To verify that the peer has joined the channel successfully, issue a command similar to:

peer channel getinfo -c <name of channel joined by snapshot>

Additionally, if the peer has not already installed a chaincode being used on the channel, do so, and then issue a query. A successful return of data indicates that the peer has successfully joined using the snapshot. You can then install all of the chaincodes being used on the channel. If the snapshot is used by a new organization, and the channel contains the definitions for the chaincodes that are defined using the new chaincode lifecycle, the new organization will need to approve the definition of these chaincodes before they can be invoked on the peer.

Try it out

If you want to try out the ledger snapshotting process, you'll first need a network with a running channel. If you don't have a network, deploy the test network. This will create a network with two orgs, which both have a single peer, and an application channel.

Next, follow the Adding an Org to a Channel to add a new org to your network and application channel. When you reach the section where you are asked to Join Org3 to the Channel, select the peer you want to use to take the snapshot and follow the instructions above to take the snapshot. Then locate the snapshot on the peer and copy it somewhere else on your filesystem. Taking the snapshot at this step ensures that the new peer joins the channel using a snapshot taken after a point when its organization has already been joined to the channel.

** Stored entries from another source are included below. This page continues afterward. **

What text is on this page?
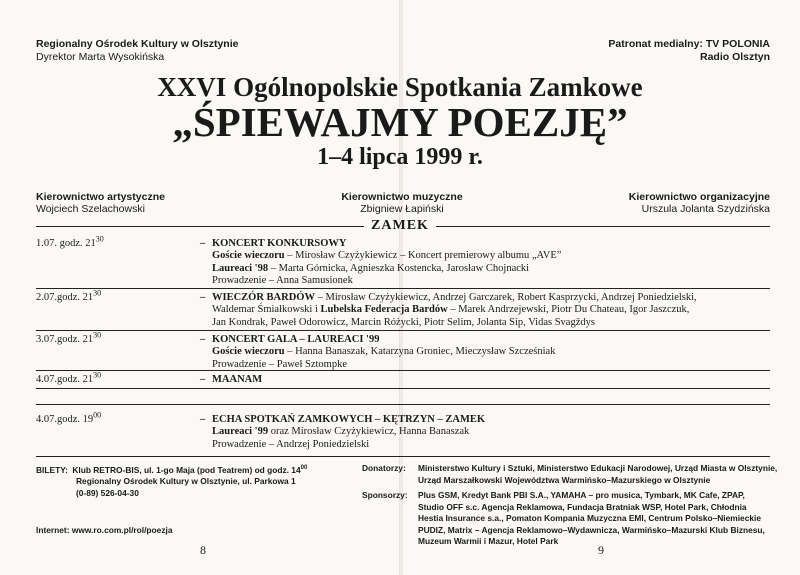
Regionalny Ośrodek Kultury w Olsztynie
Dyrektor Marta Wysokińska
Patronat medialny: TV POLONIA
Radio Olsztyn
XXVI Ogólnopolskie Spotkania Zamkowe
„ŚPIEWAJMY POEZJĘ”
1–4 lipca 1999 r.
Kierownictwo artystyczne
Wojciech Szelachowski
Kierownictwo muzyczne
Zbigniew Łapiński
Kierownictwo organizacyjne
Urszula Jolanta Szydzińska
ZAMEK
1.07. godz. $21^{30}$	– KONCERT KONKURSOWY
Goście wieczoru – Mirosław Czyżykiewicz – Koncert premierowy albumu „AVE”
Laureaci '98 – Marta Górnicka, Agnieszka Kostencka, Jarosław Chojnacki
Prowadzenie – Anna Samusionek
2.07.godz. $21^{30}$	– WIECZÓR BARDÓW – Mirosław Czyżykiewicz, Andrzej Garczarek, Robert Kasprzycki, Andrzej Poniedzielski,
Waldemar Śmiałkowski i Lubelska Federacja Bardów – Marek Andrzejewski, Piotr Du Chateau, Igor Jaszczuk,
Jan Kondrak, Paweł Odorowicz, Marcin Różycki, Piotr Selim, Jolanta Sip, Vidas Svagždys
3.07.godz. $21^{30}$	– KONCERT GALA – LAUREACI '99
Goście wieczoru – Hanna Banaszak, Katarzyna Groniec, Mieczysław Szcześniak
Prowadzenie – Paweł Sztompke
4.07.godz. $21^{30}$	– MAANAM
4.07.godz. $19^{00}$	– ECHA SPOTKAŃ ZAMKOWYCH – KĘTRZYN – ZAMEK
Laureaci '99 oraz Mirosław Czyżykiewicz, Hanna Banaszak
Prowadzenie – Andrzej Poniedzielski
BILETY: Klub RETRO-BIS, ul. 1-go Maja (pod Teatrem) od godz. $14^{00}$
Regionalny Ośrodek Kultury w Olsztynie, ul. Parkowa 1
(0-89) 526-04-30
Internet: www.ro.com.pl/rol/poezja
Donatorzy: Ministerstwo Kultury i Sztuki, Ministerstwo Edukacji Narodowej, Urząd Miasta w Olsztynie,
Urząd Marszałkowski Województwa Warmińsko–Mazurskiego w Olsztynie
Sponsorzy: Plus GSM, Kredyt Bank PBI S.A., YAMAHA – pro musica, Tymbark, MK Cafe, ZPAP,
Studio OFF s.c. Agencja Reklamowa, Fundacja Bratniak WSP, Hotel Park, Chłodnia
Hestia Insurance s.a., Pomaton Kompania Muzyczna EMI, Centrum Polsko–Niemieckie
PUDIZ, Matrix – Agencja Reklamowo–Wydawnicza, Warmińsko–Mazurski Klub Biznesu,
Muzeum Warmii i Mazur, Hotel Park
8	9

After you have taken the snapshot and copied it, instead of issuing the peer channel join -b mychannel.block command, substitute peer channel joinbysnapshot --snapshotpath <path to snapshot> using the path to the snapshot on your filesystem.

Troubleshooting

There are a few reasons why a peer might fail to join a channel using a snapshot:

The snapshot is not at the location that was specified. Check to make sure the snapshot is in the location you have specified in the joinbysnapshot command.
The hash of the data does not match the data. This can indicate that there was an undetected error during the creation of the snapshot or that the data in the snapshot has been corrupted somehow.